I’m not sorry that you’ve given up being a nun.
What had he meant by that? Was he simply glad that I’d washed up at Mermaid’s Cove, desperate for a new life and with the abilities required for the secret work he was involved in? Or was he like the men on the Brabantia? The ones who used to cast sly glances as I walked past their deck chairs?
Men always want what they can’t have. Sister Clare’s voice floated into my head, all the way from Africa. Was that true for Jack? If Leo Badger was to be believed, Jack had flouted convention to run after a girl from a very different background to his own. Was that something he was drawn to? Pursuing women who were out-of-bounds?
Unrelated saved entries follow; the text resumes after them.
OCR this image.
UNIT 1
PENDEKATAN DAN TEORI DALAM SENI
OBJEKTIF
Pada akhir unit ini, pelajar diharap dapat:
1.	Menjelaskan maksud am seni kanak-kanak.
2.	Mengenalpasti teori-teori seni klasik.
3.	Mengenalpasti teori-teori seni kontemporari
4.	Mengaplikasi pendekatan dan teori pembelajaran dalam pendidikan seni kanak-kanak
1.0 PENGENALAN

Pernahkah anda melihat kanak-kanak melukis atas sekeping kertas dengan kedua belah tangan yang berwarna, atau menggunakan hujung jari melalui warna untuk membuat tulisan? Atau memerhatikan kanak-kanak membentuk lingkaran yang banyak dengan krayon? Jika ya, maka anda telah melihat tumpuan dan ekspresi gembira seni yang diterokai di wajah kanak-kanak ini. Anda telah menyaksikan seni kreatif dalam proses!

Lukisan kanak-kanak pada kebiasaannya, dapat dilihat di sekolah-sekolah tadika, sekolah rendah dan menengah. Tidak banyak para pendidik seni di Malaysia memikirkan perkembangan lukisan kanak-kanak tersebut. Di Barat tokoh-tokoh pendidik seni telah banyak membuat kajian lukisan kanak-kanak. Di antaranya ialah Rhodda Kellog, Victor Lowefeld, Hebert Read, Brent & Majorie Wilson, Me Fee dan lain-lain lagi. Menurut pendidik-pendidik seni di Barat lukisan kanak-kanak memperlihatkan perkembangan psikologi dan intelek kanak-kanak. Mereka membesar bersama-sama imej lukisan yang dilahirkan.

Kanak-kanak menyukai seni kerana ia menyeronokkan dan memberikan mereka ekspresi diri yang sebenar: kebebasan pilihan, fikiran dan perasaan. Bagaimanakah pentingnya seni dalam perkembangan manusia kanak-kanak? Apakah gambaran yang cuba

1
All I knew of romantic love was the summer I’d had with Dan. At the convent, I’d tried to forget what it felt like to have a man’s hands on my body. I’d often drawn blood with the twice-weekly flailing of my shoulders, battling to suppress the rush of desire those memories unleashed. Twelve years as a nun should have squeezed all that out of me, along with all the other human yearnings. But it hadn’t.
Thinking about Jack in that way was like standing in front of Pandora’s box. Did I want to lift the lid? Could I take the consequences if I did?